The extraordinary rate of growth of UK consumer debit has become a 'serious problem' according to a group of the world's leading experts in credit. The group also suggested a soft rather than hard Brexit and restricting lending criteria could improve financial stability.
74% of the 200 credit control specialists questioned at the University of Edinburgh Business School's biennial Credit Risk and Credit Scoring Conference said the Bank of England was right to be concerned about increasing levels of UK consumer debt, labelling them a serious problem. Two thirds (66%) predict that another credit crunch is likely to happen by 2022 and more than a third (38%) believe a financial crisis could hit even sooner – within the next three years. The Bank of England announced in July that unsecured consumer credit has risen to £200bn for the first time since 2008.
When asked about Brexit, almost three quarters of the global finance specialists (73%) predict the UK's departure from the EU will harm consumer and businesses' ability to obtain credit when they need it. The majority (83%) said the Eurozone will suffer significant aftershocks from Brexit, with 42% reporting these would still be felt beyond 2020.
There is overwhelming support for a soft Brexit as a means of keeping the economy in check – 52% say soft Brexit would improve financial stability in the next 12 months compared to 6% for a hard Brexit.
Professor Jonathan Crook, Director of the Credit Research Centre at the University of Edinburgh Business School, commented:
"The view of our expert delegation echoes concerns that have been expressed recently by the Bank of England about lenders being complacent about consumer lending levels.
"Having been reluctant to publicly commit to rate rises, it's unlikely we'll see any changes this week. But reality may bite sooner than expected if lenders, concerned about an increased incidence of consumer defaults, increase interest rates to help off-set the risk.
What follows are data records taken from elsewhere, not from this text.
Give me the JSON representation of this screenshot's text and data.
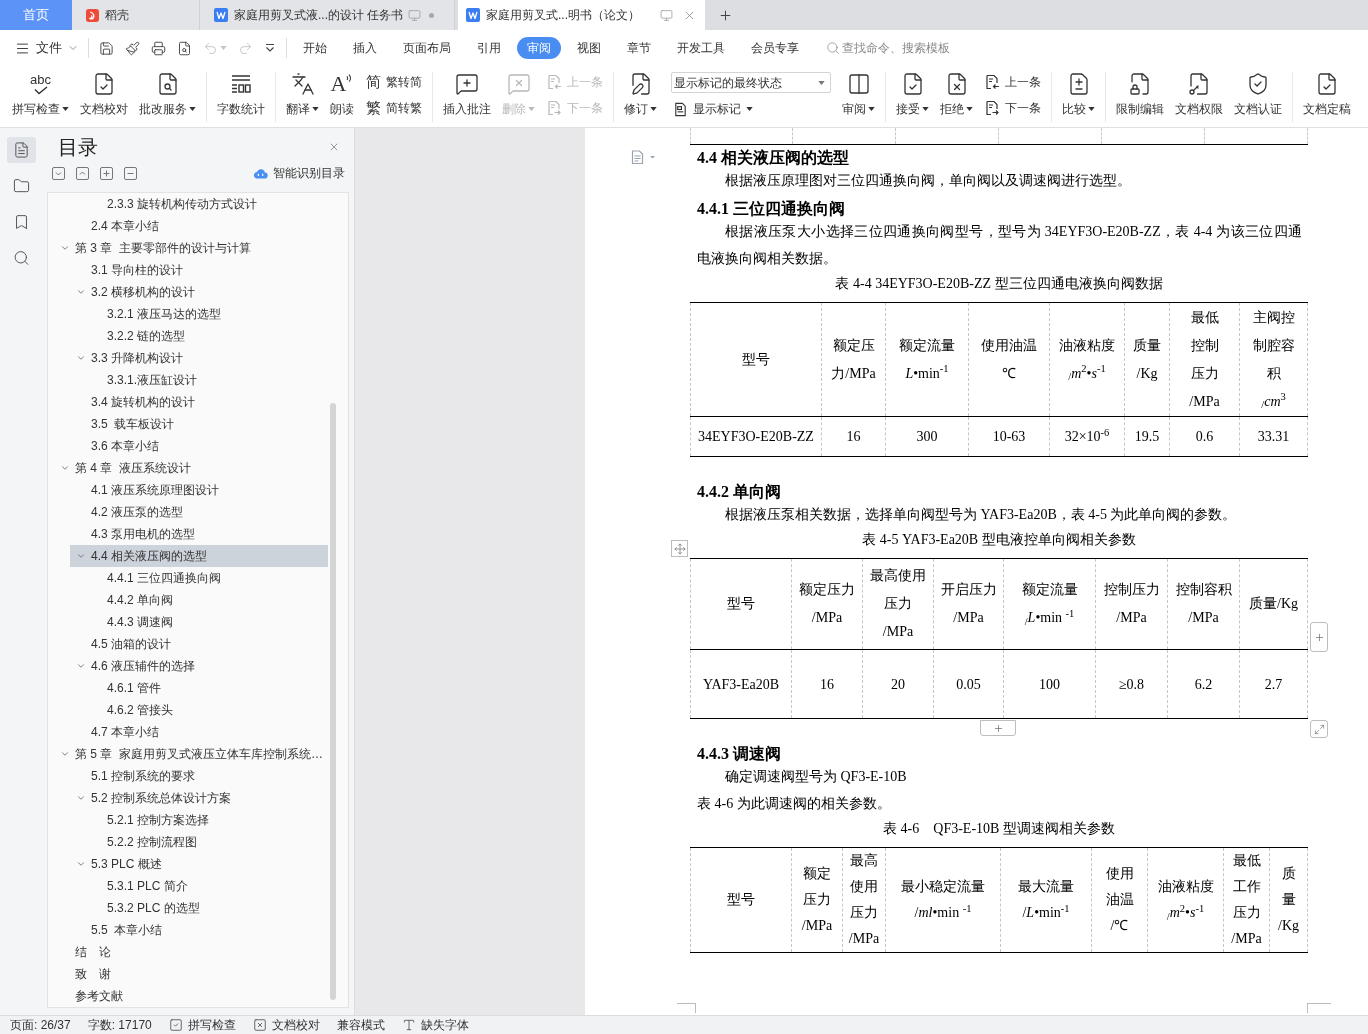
{
  "tabs": [
    {
      "label": "首页",
      "kind": "home",
      "selected": false
    },
    {
      "label": "稻壳",
      "kind": "docer",
      "selected": false
    },
    {
      "label": "家庭用剪叉式液...的设计 任务书",
      "kind": "document",
      "selected": false
    },
    {
      "label": "家庭用剪叉式...明书（论文）",
      "kind": "document",
      "selected": true
    }
  ],
  "menu": {
    "file": "文件",
    "quick_access": [
      {
        "disabled": false
      },
      {
        "disabled": false
      },
      {
        "disabled": false
      },
      {
        "disabled": false
      },
      {
        "disabled": true
      },
      {
        "disabled": true
      },
      {
        "disabled": false
      }
    ],
    "tabs": [
      {
        "label": "开始",
        "selected": false
      },
      {
        "label": "插入",
        "selected": false
      },
      {
        "label": "页面布局",
        "selected": false
      },
      {
        "label": "引用",
        "selected": false
      },
      {
        "label": "审阅",
        "selected": true
      },
      {
        "label": "视图",
        "selected": false
      },
      {
        "label": "章节",
        "selected": false
      },
      {
        "label": "开发工具",
        "selected": false
      },
      {
        "label": "会员专享",
        "selected": false
      }
    ],
    "search": {
      "placeholder": "查找命令、搜索模板"
    }
  },
  "ribbon": {
    "groups": [
      {
        "items": [
          {
            "kind": "big",
            "label": "拼写检查",
            "glyph": "abc",
            "dropdown": true,
            "disabled": false
          },
          {
            "kind": "big",
            "label": "文档校对",
            "dropdown": false,
            "disabled": false
          },
          {
            "kind": "big",
            "label": "批改服务",
            "dropdown": true,
            "disabled": false
          }
        ]
      },
      {
        "items": [
          {
            "kind": "big",
            "label": "字数统计",
            "dropdown": false,
            "disabled": false
          }
        ]
      },
      {
        "items": [
          {
            "kind": "big",
            "label": "翻译",
            "dropdown": true,
            "disabled": false
          },
          {
            "kind": "big",
            "label": "朗读",
            "glyph": "A",
            "dropdown": false,
            "disabled": false
          },
          {
            "kind": "pair",
            "rows": [
              {
                "label": "繁转简",
                "glyph": "简",
                "disabled": false
              },
              {
                "label": "简转繁",
                "glyph": "繁",
                "disabled": false
              }
            ]
          }
        ]
      },
      {
        "items": [
          {
            "kind": "big",
            "label": "插入批注",
            "dropdown": false,
            "disabled": false
          },
          {
            "kind": "big",
            "label": "删除",
            "dropdown": true,
            "disabled": true
          },
          {
            "kind": "pair",
            "rows": [
              {
                "label": "上一条",
                "disabled": true
              },
              {
                "label": "下一条",
                "disabled": true
              }
            ]
          }
        ]
      },
      {
        "items": [
          {
            "kind": "big",
            "label": "修订",
            "dropdown": true,
            "disabled": false
          },
          {
            "kind": "select",
            "value": "显示标记的最终状态",
            "button": {
              "label": "显示标记",
              "dropdown": true
            }
          },
          {
            "kind": "big",
            "label": "审阅",
            "dropdown": true,
            "disabled": false
          }
        ]
      },
      {
        "items": [
          {
            "kind": "big",
            "label": "接受",
            "dropdown": true,
            "disabled": false
          },
          {
            "kind": "big",
            "label": "拒绝",
            "dropdown": true,
            "disabled": false
          },
          {
            "kind": "pair",
            "rows": [
              {
                "label": "上一条",
                "disabled": false
              },
              {
                "label": "下一条",
                "disabled": false
              }
            ]
          }
        ]
      },
      {
        "items": [
          {
            "kind": "big",
            "label": "比较",
            "dropdown": true,
            "disabled": false
          }
        ]
      },
      {
        "items": [
          {
            "kind": "big",
            "label": "限制编辑",
            "dropdown": false,
            "disabled": false
          },
          {
            "kind": "big",
            "label": "文档权限",
            "dropdown": false,
            "disabled": false
          },
          {
            "kind": "big",
            "label": "文档认证",
            "dropdown": false,
            "disabled": false
          }
        ]
      },
      {
        "items": [
          {
            "kind": "big",
            "label": "文档定稿",
            "dropdown": false,
            "disabled": false
          }
        ]
      }
    ]
  },
  "side_rail": {
    "buttons": [
      {
        "selected": true
      },
      {
        "selected": false
      },
      {
        "selected": false
      },
      {
        "selected": false
      }
    ]
  },
  "toc_panel": {
    "title": "目录",
    "smart_toc": "智能识别目录",
    "tree": [
      {
        "children": [
          {
            "children": [
              {
                "label": "2.3.3 旋转机构传动方式设计",
                "selected": false
              }
            ]
          },
          {
            "label": "2.4 本章小结",
            "selected": false
          }
        ]
      },
      {
        "label": "第 3 章  主要零部件的设计与计算",
        "selected": false,
        "expanded": true,
        "children": [
          {
            "label": "3.1 导向柱的设计",
            "selected": false
          },
          {
            "label": "3.2 横移机构的设计",
            "selected": false,
            "expanded": true,
            "children": [
              {
                "label": "3.2.1 液压马达的选型",
                "selected": false
              },
              {
                "label": "3.2.2 链的选型",
                "selected": false
              }
            ]
          },
          {
            "label": "3.3 升降机构设计",
            "selected": false,
            "expanded": true,
            "children": [
              {
                "label": "3.3.1.液压缸设计",
                "selected": false
              }
            ]
          },
          {
            "label": "3.4 旋转机构的设计",
            "selected": false
          },
          {
            "label": "3.5  载车板设计",
            "selected": false
          },
          {
            "label": "3.6 本章小结",
            "selected": false
          }
        ]
      },
      {
        "label": "第 4 章  液压系统设计",
        "selected": false,
        "expanded": true,
        "children": [
          {
            "label": "4.1 液压系统原理图设计",
            "selected": false
          },
          {
            "label": "4.2 液压泵的选型",
            "selected": false
          },
          {
            "label": "4.3 泵用电机的选型",
            "selected": false
          },
          {
            "label": "4.4 相关液压阀的选型",
            "selected": true,
            "expanded": true,
            "children": [
              {
                "label": "4.4.1 三位四通换向阀",
                "selected": false
              },
              {
                "label": "4.4.2 单向阀",
                "selected": false
              },
              {
                "label": "4.4.3 调速阀",
                "selected": false
              }
            ]
          },
          {
            "label": "4.5 油箱的设计",
            "selected": false
          },
          {
            "label": "4.6 液压辅件的选择",
            "selected": false,
            "expanded": true,
            "children": [
              {
                "label": "4.6.1 管件",
                "selected": false
              },
              {
                "label": "4.6.2 管接头",
                "selected": false
              }
            ]
          },
          {
            "label": "4.7 本章小结",
            "selected": false
          }
        ]
      },
      {
        "label": "第 5 章  家庭用剪叉式液压立体车库控制系统…",
        "selected": false,
        "expanded": true,
        "children": [
          {
            "label": "5.1 控制系统的要求",
            "selected": false
          },
          {
            "label": "5.2 控制系统总体设计方案",
            "selected": false,
            "expanded": true,
            "children": [
              {
                "label": "5.2.1 控制方案选择",
                "selected": false
              },
              {
                "label": "5.2.2 控制流程图",
                "selected": false
              }
            ]
          },
          {
            "label": "5.3 PLC 概述",
            "selected": false,
            "expanded": true,
            "children": [
              {
                "label": "5.3.1 PLC 简介",
                "selected": false
              },
              {
                "label": "5.3.2 PLC 的选型",
                "selected": false
              }
            ]
          },
          {
            "label": "5.5  本章小结",
            "selected": false
          }
        ]
      },
      {
        "label": "结　论",
        "selected": false
      },
      {
        "label": "致　谢",
        "selected": false
      },
      {
        "label": "参考文献",
        "selected": false
      }
    ]
  },
  "document": {
    "blocks": [
      {
        "kind": "table_tail"
      },
      {
        "kind": "heading",
        "text": "4.4 相关液压阀的选型"
      },
      {
        "kind": "paragraph",
        "indent": true,
        "text": "根据液压原理图对三位四通换向阀，单向阀以及调速阀进行选型。"
      },
      {
        "kind": "heading",
        "text": "4.4.1 三位四通换向阀"
      },
      {
        "kind": "paragraph",
        "indent": true,
        "text": "根据液压泵大小选择三位四通换向阀型号，型号为 34EYF3O-E20B-ZZ，表 4-4 为该三位四通电液换向阀相关数据。"
      },
      {
        "kind": "caption",
        "text": "表 4-4 34EYF3O-E20B-ZZ 型三位四通电液换向阀数据"
      },
      {
        "kind": "table",
        "columns": [
          "型号",
          "额定压力/MPa",
          "额定流量\n*L*•min$^{-1}$",
          "使用油温\n℃",
          "油液粘度\n$_{/}$*m*$^{2}$•*s*$^{-1}$",
          "质量\n/Kg",
          "最低控制压力\n/MPa",
          "主阀控制腔容积\n$_{/}$*cm*$^{3}$"
        ],
        "rows": [
          [
            "34EYF3O-E20B-ZZ",
            "16",
            "300",
            "10-63",
            "32×10$^{-6}$",
            "19.5",
            "0.6",
            "33.31"
          ]
        ]
      },
      {
        "kind": "heading",
        "text": "4.4.2 单向阀"
      },
      {
        "kind": "paragraph",
        "indent": true,
        "text": "根据液压泵相关数据，选择单向阀型号为 YAF3-Ea20B，表 4-5 为此单向阀的参数。"
      },
      {
        "kind": "caption",
        "text": "表 4-5 YAF3-Ea20B 型电液控单向阀相关参数"
      },
      {
        "kind": "table",
        "columns": [
          "型号",
          "额定压力\n/MPa",
          "最高使用压力\n/MPa",
          "开启压力\n/MPa",
          "额定流量\n$_{/}$*L*•min $^{-1}$",
          "控制压力\n/MPa",
          "控制容积\n/MPa",
          "质量/Kg"
        ],
        "rows": [
          [
            "YAF3-Ea20B",
            "16",
            "20",
            "0.05",
            "100",
            "≥0.8",
            "6.2",
            "2.7"
          ]
        ],
        "handles": [
          {
            "kind": "move"
          },
          {
            "kind": "add_column"
          },
          {
            "kind": "add_row"
          },
          {
            "kind": "resize"
          }
        ]
      },
      {
        "kind": "heading",
        "text": "4.4.3 调速阀"
      },
      {
        "kind": "paragraph",
        "indent": true,
        "text": "确定调速阀型号为 QF3-E-10B"
      },
      {
        "kind": "paragraph",
        "indent": false,
        "text": "表 4-6 为此调速阀的相关参数。"
      },
      {
        "kind": "caption",
        "text": "表 4-6　QF3-E-10B 型调速阀相关参数"
      },
      {
        "kind": "table",
        "columns": [
          "型号",
          "额定压力\n/MPa",
          "最高使用压力\n/MPa",
          "最小稳定流量\n/*ml*•min $^{-1}$",
          "最大流量\n/*L*•min$^{-1}$",
          "使用油温\n/℃",
          "油液粘度\n$_{/}$*m*$^{2}$•*s*$^{-1}$",
          "最低工作压力\n/MPa",
          "质量\n/Kg"
        ]
      }
    ]
  },
  "status_bar": [
    {
      "kind": "text",
      "label": "页面: 26/37"
    },
    {
      "kind": "text",
      "label": "字数: 17170"
    },
    {
      "kind": "icon",
      "label": "拼写检查"
    },
    {
      "kind": "icon",
      "label": "文档校对"
    },
    {
      "kind": "text",
      "label": "兼容模式"
    },
    {
      "kind": "icon",
      "label": "缺失字体"
    }
  ]
}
"All eyes are on Brexit negotiations at the moment as trade talks continue. Moody's has already warned that the UK could be looking at a credit downgrade if negotiations fail to get the right sort of deal. The simple truth is that this situation is unprecedented and we need talks to progress further before we can better predict what will happen. For now, the global experts that gathered at the University of Edinburgh last week are clear that we'll be feeling the effects of our departure from the EU for years, perhaps decades, to come."
Should borrowing levels continue unchecked due to ultra-low rates, the vast majority of the experts (91%) expect an increase in the rate of UK consumers defaulting on repayments. 61% said tightening lending criteria would shore up financial stability over the next year.
The situation appears to be more pronounced in Britain than overseas, with UK credit experts much more concerned about how easy it is to obtain credit in their own country compared to their overseas counterparts – 46% think credit is too easily accessible compared to 26% of those from other countries.
The research was conducted at the University of Edinburgh Business School's biennial Credit Risk and Credit Control Conference where 350 of the world's expert practitioners and academics in credit came together to debate new research and innovations that will shape the way individuals and businesses can access, or be denied, credit in the coming months and years.